Spesso troverete così l'introduzione difficile, la svolta che avreste vanamente cercata davanti alla scrivania fermi ad un punto di vista ed in capaci di uscirne. Ciò che non sembrava aver rapporto col lavoro conduce a qualche cosa che ne è il fondo. La scienza laboriosa ne sarà tutta illuminata; saprete dove andate e potrete sperare in una prossima buona fortuna.
Questo procedimento del caso corrisponde alle contingenze cerebrali e al lavorio oscuro dell’associazione delle idee. Numerose leggi trovano qui la loro applicazione, senza che vi siano delle leggi per l’applicazione dell’una o dell’altra, in questa o in quell’ora, e tutto ciò non è così faticoso come si crede, poiché si organizza senza di noi, cioè senza il consenso della volontà, sotto la sola impressione del desiderio che è l’anima del pensatore e che lo qualifica come il gioco qualifica l’infanzia, come l’amore qualifica la donna.
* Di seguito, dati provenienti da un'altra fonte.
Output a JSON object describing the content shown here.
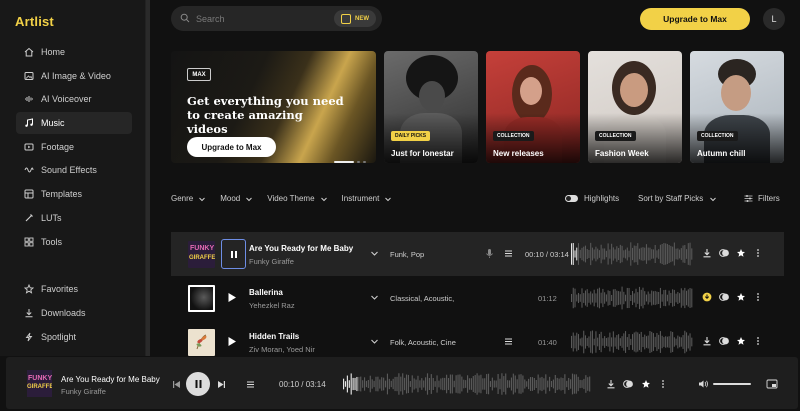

Una donna si stanca forse per la strada a spiare l'omaggio dei passanti od una fanciulla a cercare l’occasione per ridere o un ragazzo quella di far chiasso? Neanche l'intellettuale si affaticherà, se cerca la verità per amore, non per obbligo, per una tendenza, prima istintiva, poi coltivata senza dubbio, ma amorosamente, appassionatamente. Esso giuoca, caccia, si dà a uno sport utile e inebriante, ama nulla è più lontano dallo sforzo preciso e volontario delle ore di concentrazione.
Così il sapiente porta con sé in tutti i tempi e in tutte le vie uno spirito maturo per le conquiste trascurate dall’uomo volgare. L’occupazione più modesta è per lui il prolungamento della più sublime: le sue visite di cerimonia sono felici inchieste, le sue passeggiate esplorazioni, il suo ascoltare e rispondere silenziosamente un dialogo in lui della verità con se stessa.
Dappertutto il suo universo interiore si confronta con l’altro, la sua vita con la vita, il suo lavoro con l’incessante lavoro degli esseri, e, quando esce dallo stretto spazio in cui il suo studio si concentra, si ha l’impressione non che egli lasci il vero, ma che egli spalanchi la porta, perché il mondo spinga verso di lui tutto il vero che si dispensa nei suoi profondi sconvolgimenti.
Antonin-Dalmace Sertillanges, La vita intellettuale, Edizioni Studium, Roma 1998, pp. 80-87.